1
votes

I have a HDP cluster on AWS and I have one s3(in other account) also, my hadoop version is Hadoop 3.1.1.3.0.1.0-187

Now I want to read from the s3 (which is in different account) and process, then write the result to my s3(same account as cluster).

But as per the HDP guide Here tells, I can configure only one keys of either my account or other account.

But in my case I want to configure two account keys, so How to do do that ?

Due to some security reason, other account can not change the bucket policy to add IAM role which is created in my account , Hence I tried to access like below

  1. Configured the keys of other account
  2. Added IAM role(which has access policy for my bucket) of my account

but Still I got below error when I tried to access my account s3 from spark write

com.amazonaws.services.s3.model.AmazonS3Exception: Status Code: 400, AWS Service: Amazon S3

2

2 Answers

2
votes

What you need is to use the EC2 instance profile role. It is an IAM role that is attached to your instance: https://docs.aws.amazon.com/IAM/latest/UserGuide/id_roles_use_switch-role-ec2_instance-profiles.html

You first create a role with permissions that allow s3 access. Then you attach that role to your HDP cluster(EC2 autoscaling group and EMR can both achieve that).No IAM access key configuration needed on your side, although AWS still does that for you in the background. This is the s3 "outbound" access part.

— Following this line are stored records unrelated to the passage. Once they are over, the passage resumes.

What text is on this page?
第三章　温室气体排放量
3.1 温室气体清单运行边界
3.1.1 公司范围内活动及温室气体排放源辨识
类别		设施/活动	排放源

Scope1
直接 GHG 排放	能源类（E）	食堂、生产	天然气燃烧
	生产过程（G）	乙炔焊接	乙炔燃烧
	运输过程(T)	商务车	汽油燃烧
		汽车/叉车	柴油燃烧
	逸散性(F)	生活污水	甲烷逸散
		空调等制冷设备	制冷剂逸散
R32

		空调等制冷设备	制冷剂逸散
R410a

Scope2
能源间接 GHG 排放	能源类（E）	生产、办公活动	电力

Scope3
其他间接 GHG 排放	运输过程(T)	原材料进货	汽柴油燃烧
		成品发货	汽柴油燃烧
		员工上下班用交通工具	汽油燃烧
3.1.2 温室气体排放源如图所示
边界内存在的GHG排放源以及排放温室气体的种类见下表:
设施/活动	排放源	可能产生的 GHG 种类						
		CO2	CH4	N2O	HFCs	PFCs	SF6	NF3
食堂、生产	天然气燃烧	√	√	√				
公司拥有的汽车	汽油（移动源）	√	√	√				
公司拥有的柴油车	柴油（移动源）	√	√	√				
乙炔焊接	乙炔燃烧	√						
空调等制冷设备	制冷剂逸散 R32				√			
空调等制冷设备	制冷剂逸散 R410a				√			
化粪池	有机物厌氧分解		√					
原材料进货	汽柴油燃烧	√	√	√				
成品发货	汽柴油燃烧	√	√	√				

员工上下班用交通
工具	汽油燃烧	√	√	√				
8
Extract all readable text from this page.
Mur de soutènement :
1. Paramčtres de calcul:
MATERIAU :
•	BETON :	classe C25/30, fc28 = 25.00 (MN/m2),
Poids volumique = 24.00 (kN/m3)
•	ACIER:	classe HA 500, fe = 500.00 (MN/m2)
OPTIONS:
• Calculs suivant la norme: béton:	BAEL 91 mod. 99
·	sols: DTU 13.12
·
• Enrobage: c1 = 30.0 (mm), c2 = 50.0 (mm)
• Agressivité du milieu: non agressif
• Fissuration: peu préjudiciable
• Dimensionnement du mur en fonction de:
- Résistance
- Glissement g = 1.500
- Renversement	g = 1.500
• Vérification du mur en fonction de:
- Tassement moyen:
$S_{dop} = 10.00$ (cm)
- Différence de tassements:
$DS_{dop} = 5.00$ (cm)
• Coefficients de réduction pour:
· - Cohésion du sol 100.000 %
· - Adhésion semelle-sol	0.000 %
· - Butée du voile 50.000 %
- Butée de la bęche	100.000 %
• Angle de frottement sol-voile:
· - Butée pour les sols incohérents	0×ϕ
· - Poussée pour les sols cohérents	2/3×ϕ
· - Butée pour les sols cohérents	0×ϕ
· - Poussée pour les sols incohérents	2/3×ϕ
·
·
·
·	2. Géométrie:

The 2nd step is to set up the bucket policy to allow cross-account access: https://docs.aws.amazon.com/AmazonS3/latest/dev/example-walkthroughs-managing-access-example2.html You will need to do this for each bucket in your different accounts. This is basically the "inbound" s3 access permission part.

You will encounter 400 if any part of your access(i.e., your instance profile role's permission, S3 bucket ACL, bucket policy, public access block setting and etc..) is denied in the permission chain. There are much more layers on the "inbound" side. So to start to get things working, if you are not IAM expert, try to start with a very open policy(use '*' wildcard) and then narrow things down.

0
votes

If I've understood right

  1. you want your EC2 VMs to access an S3 bucket to which the IAM role doesn't have access
  2. your have a set of AWS login details for the external S3 bucket (login and password)

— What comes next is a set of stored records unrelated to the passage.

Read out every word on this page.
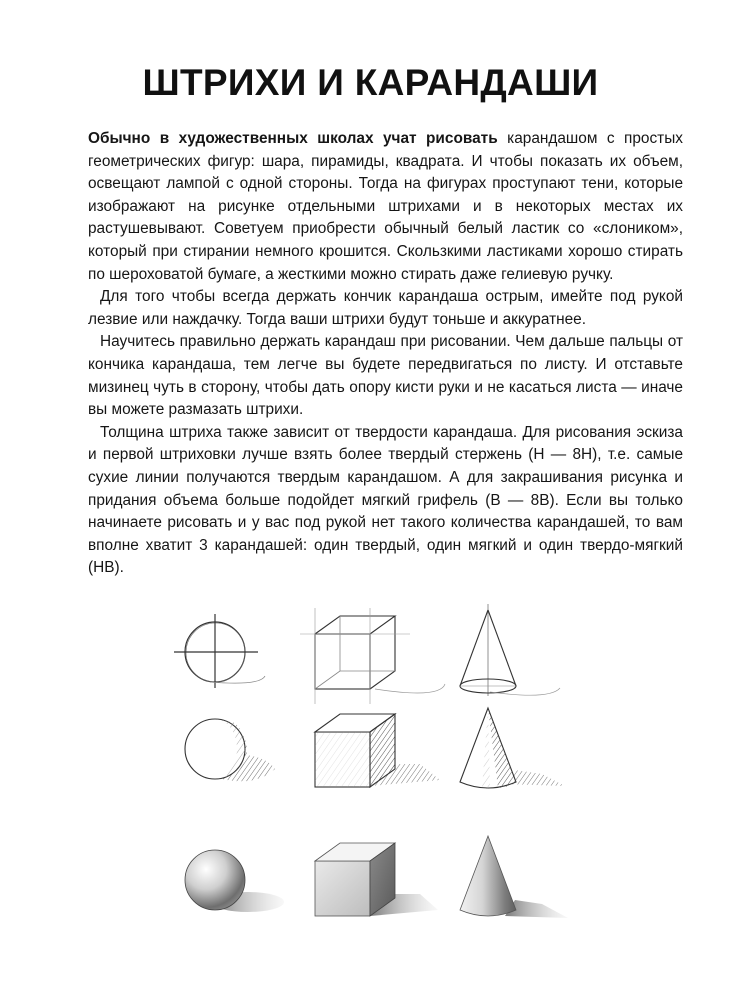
ШТРИХИ И КАРАНДАШИ

Обычно в художественных школах учат рисовать карандашом с простых геометрических фигур: шара, пирамиды, квадрата. И чтобы показать их объем, освещают лампой с одной стороны. Тогда на фигурах проступают тени, которые изображают на рисунке отдельными штрихами и в некоторых местах их растушевывают. Советуем приобрести обычный белый ластик со «слоником», который при стирании немного крошится. Скользкими ластиками хорошо стирать по шероховатой бумаге, а жесткими можно стирать даже гелиевую ручку.

Для того чтобы всегда держать кончик карандаша острым, имейте под рукой лезвие или наждачку. Тогда ваши штрихи будут тоньше и аккуратнее.

Научитесь правильно держать карандаш при рисовании. Чем дальше пальцы от кончика карандаша, тем легче вы будете передвигаться по листу. И отставьте мизинец чуть в сторону, чтобы дать опору кисти руки и не касаться листа — иначе вы можете размазать штрихи.

Толщина штриха также зависит от твердости карандаша. Для рисования эскиза и первой штриховки лучше взять более твердый стержень (H — 8H), т.е. самые сухие линии получаются твердым карандашом. А для закрашивания рисунка и придания объема больше подойдет мягкий грифель (B — 8B). Если вы только начинаете рисовать и у вас под рукой нет такого количества карандашей, то вам вполне хватит 3 карандашей: один твердый, один мягкий и один твердо-мягкий (HB).
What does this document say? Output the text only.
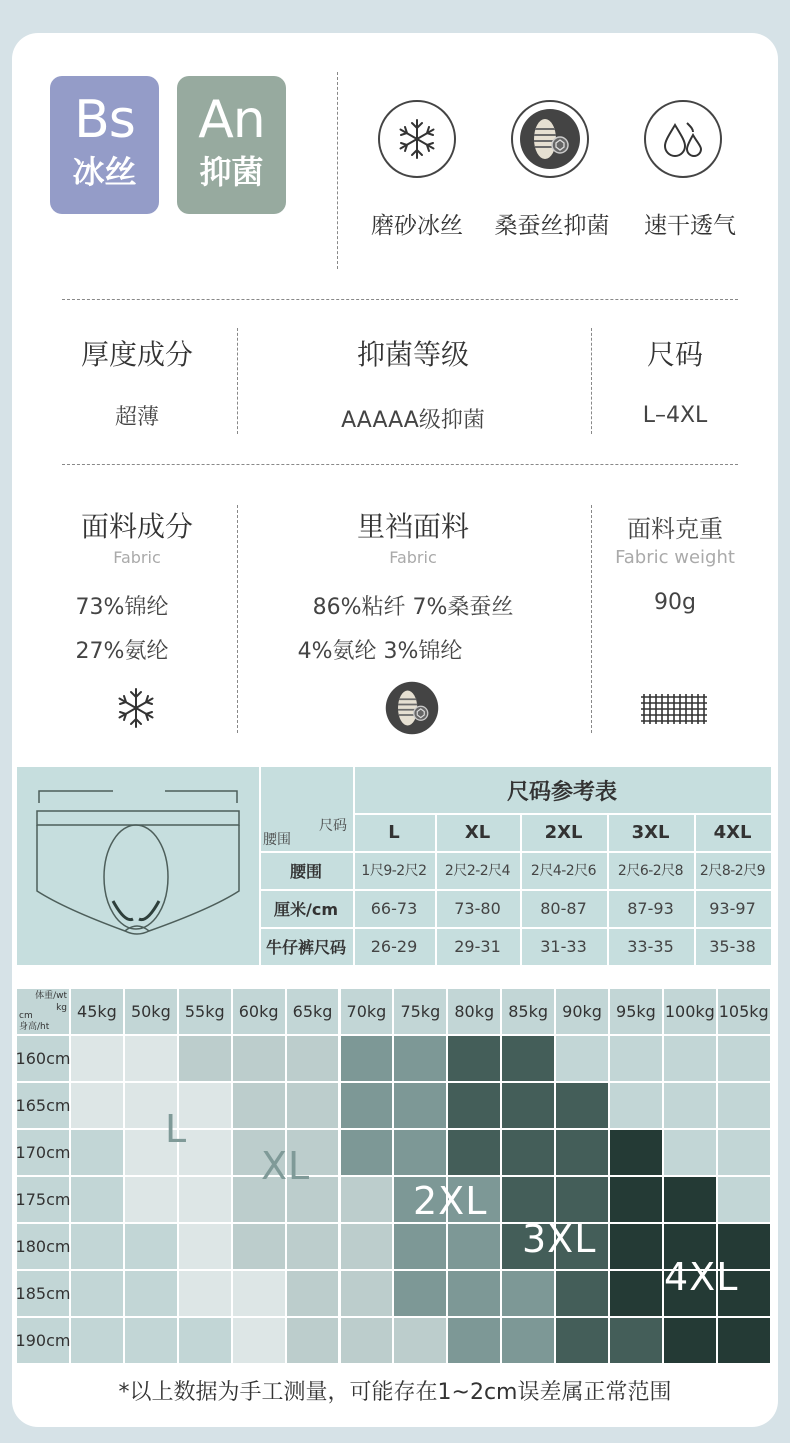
Bs
冰丝
An
抑菌
磨砂冰丝	桑蚕丝抑菌	速干透气
厚度成分
超薄
抑菌等级
AAAAA级抑菌
尺码
L–4XL
面料成分
Fabric
73%锦纶
27%氨纶
里裆面料
Fabric
86%粘纤 7%桑蚕丝
4%氨纶 3%锦纶
面料克重
Fabric weight
90g
尺码参考表
尺码
腰围	L	XL	2XL	3XL	4XL
腰围	1尺9-2尺2	2尺2-2尺4	2尺4-2尺6	2尺6-2尺8	2尺8-2尺9
厘米/cm	66-73	73-80	80-87	87-93	93-97
牛仔裤尺码	26-29	29-31	31-33	33-35	35-38
体重/wt
kg
cm
身高/ht
45kg 50kg 55kg 60kg 65kg 70kg 75kg 80kg 85kg 90kg 95kg 100kg 105kg
160cm
165cm
170cm
175cm
180cm
185cm
190cm
L
XL
2XL
3XL
4XL
*以上数据为手工测量，可能存在1~2cm误差属正常范围
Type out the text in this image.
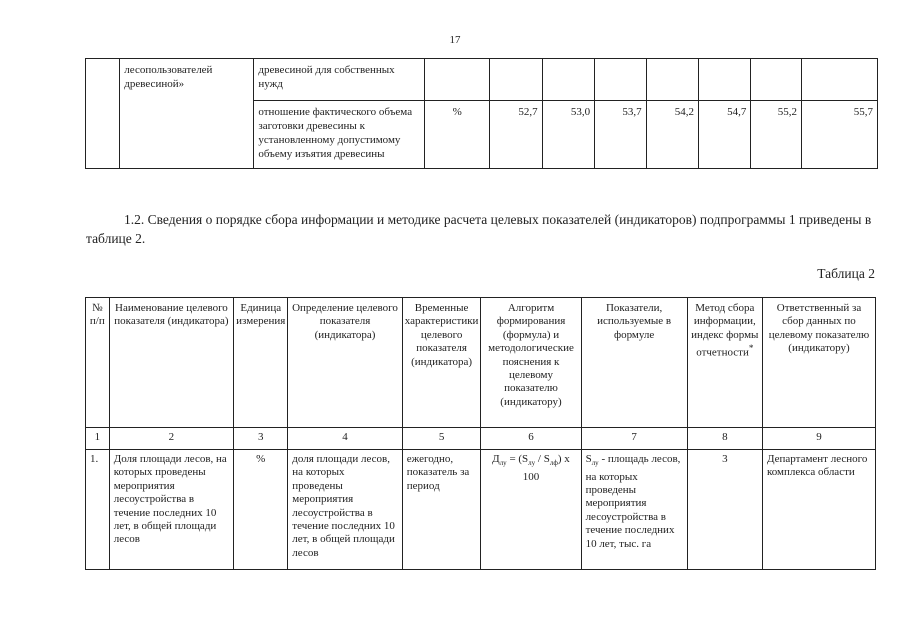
17
	лесопользователей древесиной»	древесиной для собственных нужд								
		отношение фактического объема заготовки древесины к установленному допустимому объему изъятия древесины	%	52,7	53,0	53,7	54,2	54,7	55,2	55,7
1.2. Сведения о порядке сбора информации и методике расчета целевых показателей (индикаторов) подпрограммы 1 приведены в таблице 2.
Таблица 2
№ п/п	Наименование целевого показателя (индикатора)	Единица измерения	Определение целевого показателя (индикатора)	Временные характеристики целевого показателя (индикатора)	Алгоритм формирования (формула) и методологические пояснения к целевому показателю (индикатору)	Показатели, используемые в формуле	Метод сбора информации, индекс формы отчетности*	Ответственный за сбор данных по целевому показателю (индикатору)
1	2	3	4	5	6	7	8	9
1.	Доля площади лесов, на которых проведены мероприятия лесоустройства в течение последних 10 лет, в общей площади лесов	%	доля площади лесов, на которых проведены мероприятия лесоустройства в течение последних 10 лет, в общей площади лесов	ежегодно, показатель за период	$Д_{лу} = (S_{лу} / S_{лф})$ x 100	$S_{лу}$ - площадь лесов, на которых проведены мероприятия лесоустройства в течение последних 10 лет, тыс. га	3	Департамент лесного комплекса области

HDP3 has an default auth chain of, in order

  1. per-bucket secrets. fs.s3a.bucket.NAME.access.key, fs.s3a.bucket.NAME.secret.key
  2. config-wide secrets fs.s3a.access.key, fs.s3a.secret.key
  3. env vars AWS_ACCESS_KEY and AWS_SECRET_KEY
  4. the IAM Role (it does an HTTP GET to the 169.something server which serves up a new set of IAM role credentials at least once an hour)

What you need to try here is set up some per-bucket secrets for only the external source (either in a JCEKS file on all nodes in core-site.xml, or in the spark default. For example, if the external bucket was s3a://external, you'd have

spark.hadoop.fs.s3a.bucket.external.access.key AKAISOMETHING spark.hadoop.fs.s3a.bucket.external.secret.key SECRETSOMETHING

HDP3/Hadoop 3 can handle >1 secret in the same JCEKS file without problems. HADOOP-14507. my code. Older versions let you put username:secret in the URI, but that's such a security troublespot (everything logs those URIs as they aren't viewed as sensistive), that feature has been cut from Hadoop now. Stick to the JCEKs file with a per-bucket secret, falling back to IAM role for your own data

Note you can fiddle with the authentication list for ordering and behaviour: if you add use the TemporaryAWSCredentialsProvider then it'll support session keys as well, which is often handy. <property> <name>fs.s3a.aws.credentials.provider</name> <value> org.apache.hadoop.fs.s3a.TemporaryAWSCredentialsProvider, org.apache.hadoop.fs.s3a.SimpleAWSCredentialsProvider, com.amazonaws.auth.EnvironmentVariableCredentialsProvider, org.apache.hadoop.fs.s3a.auth.IAMInstanceCredentialsProvider </value> </property>